SUMMARY One- and three-component digital recordings from six stations of the Belgian seismic network were used to invert simultaneously for source velocity spectra of 18 aftershocks of the ML5.8 Roermond earthquake and for site amplification spectra at these stations. The events were selected to have well-constrained fault-plane solutions and the stations to be within 140 km epicentral distance. Frequency-dependent quality factors were computed from the coda waves of the same events. The Joint Source-Site Determination method we used, first corrects the body-wave spectra for radiation pattern, geometrical spreading, attenuation and free surface effect and then is formulated as a linear inverse problem repeated over frequencies (in this application between 1 and 30 Hz), with one reference station for which the site amplification spectrum is given as constant (in this application: La Chartreuse). The unbiased source velocity spectra were fitted with a Brune-type spectral function to obtain a scale factor and a corner frequency, from which, among others, the seismic moment, source radius, stress drop, final disolcation and fracture energy were calculated.
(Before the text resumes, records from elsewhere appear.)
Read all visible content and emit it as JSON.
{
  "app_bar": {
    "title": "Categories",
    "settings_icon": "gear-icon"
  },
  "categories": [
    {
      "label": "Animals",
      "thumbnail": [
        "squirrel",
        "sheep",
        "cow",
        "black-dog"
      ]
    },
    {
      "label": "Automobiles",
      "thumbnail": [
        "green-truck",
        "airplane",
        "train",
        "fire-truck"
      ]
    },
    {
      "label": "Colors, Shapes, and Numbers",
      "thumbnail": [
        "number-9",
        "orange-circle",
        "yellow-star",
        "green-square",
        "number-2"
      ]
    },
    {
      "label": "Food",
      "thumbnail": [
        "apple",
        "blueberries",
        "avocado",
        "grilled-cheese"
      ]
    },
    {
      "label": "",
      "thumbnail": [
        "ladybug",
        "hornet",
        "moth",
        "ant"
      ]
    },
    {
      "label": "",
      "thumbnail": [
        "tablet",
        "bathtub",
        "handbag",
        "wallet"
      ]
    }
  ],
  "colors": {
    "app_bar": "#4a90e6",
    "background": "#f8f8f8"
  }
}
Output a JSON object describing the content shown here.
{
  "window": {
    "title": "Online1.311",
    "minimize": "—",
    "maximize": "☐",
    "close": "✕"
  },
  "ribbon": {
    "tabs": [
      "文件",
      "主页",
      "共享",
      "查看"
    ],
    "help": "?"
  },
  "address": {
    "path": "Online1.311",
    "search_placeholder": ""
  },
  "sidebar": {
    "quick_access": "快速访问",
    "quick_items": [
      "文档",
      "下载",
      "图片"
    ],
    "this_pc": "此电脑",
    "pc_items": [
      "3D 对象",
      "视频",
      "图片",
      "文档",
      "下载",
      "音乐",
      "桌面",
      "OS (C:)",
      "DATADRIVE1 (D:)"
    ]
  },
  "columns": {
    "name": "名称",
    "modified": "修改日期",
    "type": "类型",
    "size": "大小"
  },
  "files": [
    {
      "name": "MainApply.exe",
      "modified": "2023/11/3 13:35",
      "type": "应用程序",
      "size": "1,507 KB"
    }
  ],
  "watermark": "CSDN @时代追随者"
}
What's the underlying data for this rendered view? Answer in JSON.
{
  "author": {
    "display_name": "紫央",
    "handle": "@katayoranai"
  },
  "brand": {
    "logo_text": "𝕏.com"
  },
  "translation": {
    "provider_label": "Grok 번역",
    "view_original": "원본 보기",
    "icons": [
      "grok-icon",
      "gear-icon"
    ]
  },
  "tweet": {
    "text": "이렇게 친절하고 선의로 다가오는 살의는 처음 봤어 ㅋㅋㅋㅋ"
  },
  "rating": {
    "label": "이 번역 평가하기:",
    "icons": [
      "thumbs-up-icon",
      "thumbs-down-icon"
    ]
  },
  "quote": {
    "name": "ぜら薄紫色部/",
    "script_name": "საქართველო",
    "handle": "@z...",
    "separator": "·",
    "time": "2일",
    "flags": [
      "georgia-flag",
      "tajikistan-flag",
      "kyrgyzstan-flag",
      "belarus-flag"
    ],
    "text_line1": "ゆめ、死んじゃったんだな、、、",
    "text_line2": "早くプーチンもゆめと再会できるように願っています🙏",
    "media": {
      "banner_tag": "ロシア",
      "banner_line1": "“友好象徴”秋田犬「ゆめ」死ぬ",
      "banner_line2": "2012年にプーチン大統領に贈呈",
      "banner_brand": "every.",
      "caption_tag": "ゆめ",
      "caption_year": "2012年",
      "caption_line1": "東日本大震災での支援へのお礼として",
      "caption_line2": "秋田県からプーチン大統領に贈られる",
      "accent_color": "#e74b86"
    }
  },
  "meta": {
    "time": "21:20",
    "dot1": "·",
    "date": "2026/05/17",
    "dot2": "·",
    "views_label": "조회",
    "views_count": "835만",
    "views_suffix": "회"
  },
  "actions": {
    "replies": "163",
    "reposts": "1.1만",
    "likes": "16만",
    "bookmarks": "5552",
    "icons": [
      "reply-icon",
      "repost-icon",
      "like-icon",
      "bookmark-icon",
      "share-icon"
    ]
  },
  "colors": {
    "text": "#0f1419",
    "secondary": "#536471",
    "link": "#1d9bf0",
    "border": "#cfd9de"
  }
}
In the 1.9-3.4 ML magnitude range, the stress drop, seismic energy and fault radius tend to increase with seismic moment, and seismic efficiency with fault dimension. Brune's stress drop varies between 0.4 and 4.6 MPa. Frictional overshoot prevails over partial stress drop. The average ratio of P- and S-wave corner frequencies is 1.6. The site amplification spectra vary between 1 and 10. Strong site effects were observed at stations Membach and Vianden.